もっと細かな部分を気にしている場合もあります。ニキビ跡やしわ、たるみ、肌質が気持ち悪いと訴える人もいますし、眉毛の濃さや形、肌の色が嫌でたまらないという人もいます。頭髪の薄さを気にしたり、逆に体毛の毛深さを悩んでいる場合もあります。
鏡を見て欠点を探してしまう
また、あるときは眼が嫌で仕方がなかったのに、今度は鼻が気になってどうしようもないという具合に、悩む部位がつぎつぎに変わることもあります。
「自分の見た目がぜんぶ嫌いだ」という方もいます。
嫌いでたまらないのに鏡を何度も見て欠点を探しつづけてしまい、見ているうちに嫌悪感がつのってよけいに自分を嫌いになってしまう人。他人と比べて劣等感にさいなまれ、マスクやサングラスを外せなくなり鏡を見られなくなる人もいます。
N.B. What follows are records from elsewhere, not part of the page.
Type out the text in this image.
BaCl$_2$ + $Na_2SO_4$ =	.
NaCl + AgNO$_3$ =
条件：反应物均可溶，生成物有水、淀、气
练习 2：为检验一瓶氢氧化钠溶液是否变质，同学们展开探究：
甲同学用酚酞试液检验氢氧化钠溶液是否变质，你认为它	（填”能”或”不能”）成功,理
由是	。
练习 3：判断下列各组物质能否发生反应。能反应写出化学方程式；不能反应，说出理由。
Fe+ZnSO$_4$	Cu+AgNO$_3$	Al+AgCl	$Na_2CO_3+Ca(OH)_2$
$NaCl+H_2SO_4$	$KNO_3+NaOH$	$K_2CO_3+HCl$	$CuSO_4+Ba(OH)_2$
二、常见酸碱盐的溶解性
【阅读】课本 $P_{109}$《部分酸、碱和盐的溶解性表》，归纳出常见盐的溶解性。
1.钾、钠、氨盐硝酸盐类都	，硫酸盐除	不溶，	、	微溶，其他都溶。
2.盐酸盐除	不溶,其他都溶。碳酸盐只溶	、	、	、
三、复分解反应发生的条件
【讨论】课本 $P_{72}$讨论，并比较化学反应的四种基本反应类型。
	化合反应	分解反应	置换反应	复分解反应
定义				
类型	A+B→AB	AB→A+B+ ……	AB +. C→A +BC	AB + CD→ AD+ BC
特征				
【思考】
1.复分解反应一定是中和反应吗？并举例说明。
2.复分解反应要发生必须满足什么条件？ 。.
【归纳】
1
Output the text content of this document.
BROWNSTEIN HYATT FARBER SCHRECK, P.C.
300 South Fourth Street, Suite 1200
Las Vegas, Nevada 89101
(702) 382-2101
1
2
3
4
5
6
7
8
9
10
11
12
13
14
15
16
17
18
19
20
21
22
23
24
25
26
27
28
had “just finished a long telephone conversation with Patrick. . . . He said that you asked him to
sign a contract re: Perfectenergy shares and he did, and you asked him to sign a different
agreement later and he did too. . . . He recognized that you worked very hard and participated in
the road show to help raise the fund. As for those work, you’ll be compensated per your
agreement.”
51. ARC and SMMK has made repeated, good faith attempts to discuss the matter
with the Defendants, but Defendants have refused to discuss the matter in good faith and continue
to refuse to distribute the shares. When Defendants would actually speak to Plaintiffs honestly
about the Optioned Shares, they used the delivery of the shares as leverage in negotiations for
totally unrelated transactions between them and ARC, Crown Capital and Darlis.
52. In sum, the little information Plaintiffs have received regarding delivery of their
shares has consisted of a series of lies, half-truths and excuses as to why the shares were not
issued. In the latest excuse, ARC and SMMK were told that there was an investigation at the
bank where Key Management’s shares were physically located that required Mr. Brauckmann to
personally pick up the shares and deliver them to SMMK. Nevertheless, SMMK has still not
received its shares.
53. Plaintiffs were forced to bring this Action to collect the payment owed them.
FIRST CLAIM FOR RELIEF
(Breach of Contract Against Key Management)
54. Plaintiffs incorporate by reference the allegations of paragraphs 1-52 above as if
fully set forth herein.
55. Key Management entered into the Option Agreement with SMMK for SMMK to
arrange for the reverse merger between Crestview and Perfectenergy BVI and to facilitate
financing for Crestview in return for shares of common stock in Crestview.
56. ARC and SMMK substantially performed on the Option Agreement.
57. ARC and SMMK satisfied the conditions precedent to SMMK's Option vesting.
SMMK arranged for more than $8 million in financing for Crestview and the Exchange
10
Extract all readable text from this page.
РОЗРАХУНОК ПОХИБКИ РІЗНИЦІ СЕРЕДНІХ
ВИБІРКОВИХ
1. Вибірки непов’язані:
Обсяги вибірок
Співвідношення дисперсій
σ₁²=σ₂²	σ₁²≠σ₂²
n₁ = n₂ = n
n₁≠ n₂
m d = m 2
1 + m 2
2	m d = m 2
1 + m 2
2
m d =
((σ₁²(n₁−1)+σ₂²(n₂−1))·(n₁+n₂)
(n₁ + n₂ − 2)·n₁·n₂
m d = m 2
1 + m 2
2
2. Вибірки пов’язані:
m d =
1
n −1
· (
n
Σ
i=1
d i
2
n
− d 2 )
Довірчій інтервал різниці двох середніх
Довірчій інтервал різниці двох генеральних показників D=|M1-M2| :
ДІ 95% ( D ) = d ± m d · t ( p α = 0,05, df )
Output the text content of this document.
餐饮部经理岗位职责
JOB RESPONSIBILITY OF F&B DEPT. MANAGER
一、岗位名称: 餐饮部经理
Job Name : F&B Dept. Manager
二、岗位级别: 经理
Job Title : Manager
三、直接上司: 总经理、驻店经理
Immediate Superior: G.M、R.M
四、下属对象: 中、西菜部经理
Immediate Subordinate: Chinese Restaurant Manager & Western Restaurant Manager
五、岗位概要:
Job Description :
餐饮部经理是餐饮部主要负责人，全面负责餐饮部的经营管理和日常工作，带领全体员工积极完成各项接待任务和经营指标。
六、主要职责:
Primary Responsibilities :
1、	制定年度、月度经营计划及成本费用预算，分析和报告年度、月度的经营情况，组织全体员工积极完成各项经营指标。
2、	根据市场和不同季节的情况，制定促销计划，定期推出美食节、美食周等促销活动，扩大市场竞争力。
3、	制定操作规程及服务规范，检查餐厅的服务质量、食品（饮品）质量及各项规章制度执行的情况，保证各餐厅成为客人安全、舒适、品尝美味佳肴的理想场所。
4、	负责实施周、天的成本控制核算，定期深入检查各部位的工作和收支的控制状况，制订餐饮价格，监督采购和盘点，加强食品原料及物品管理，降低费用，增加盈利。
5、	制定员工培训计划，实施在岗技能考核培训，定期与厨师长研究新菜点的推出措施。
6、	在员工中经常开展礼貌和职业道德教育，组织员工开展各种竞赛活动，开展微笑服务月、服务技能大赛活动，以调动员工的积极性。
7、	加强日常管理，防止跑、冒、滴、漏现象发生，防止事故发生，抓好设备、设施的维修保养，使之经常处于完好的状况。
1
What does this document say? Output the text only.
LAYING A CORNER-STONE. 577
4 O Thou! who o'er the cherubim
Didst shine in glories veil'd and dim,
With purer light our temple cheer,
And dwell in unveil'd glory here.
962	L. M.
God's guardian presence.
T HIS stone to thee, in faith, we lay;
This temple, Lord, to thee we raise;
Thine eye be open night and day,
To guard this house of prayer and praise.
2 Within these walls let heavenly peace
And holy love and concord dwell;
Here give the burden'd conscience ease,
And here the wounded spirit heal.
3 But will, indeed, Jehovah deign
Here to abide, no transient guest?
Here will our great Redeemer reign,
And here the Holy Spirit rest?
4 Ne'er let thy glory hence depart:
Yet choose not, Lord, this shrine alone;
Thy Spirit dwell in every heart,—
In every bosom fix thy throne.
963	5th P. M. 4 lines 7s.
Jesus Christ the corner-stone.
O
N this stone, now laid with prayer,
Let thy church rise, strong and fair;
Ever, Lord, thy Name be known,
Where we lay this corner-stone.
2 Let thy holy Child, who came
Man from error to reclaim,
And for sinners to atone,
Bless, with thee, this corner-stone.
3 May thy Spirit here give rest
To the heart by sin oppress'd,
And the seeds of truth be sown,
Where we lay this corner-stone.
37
自分の見た目のせいで、人からジロジロ見られている気がしたり、嘲笑されているように感じることもあるかもしれません。1日に何度も服を取り替えたり、1時間もしないうちにメイクを直したくなったり、気になる部分を何度も何度も触ったり……ということもあるでしょう。なかにはつらさのあまり、リストカットや不適切な性行動に走ってしまう人もいます。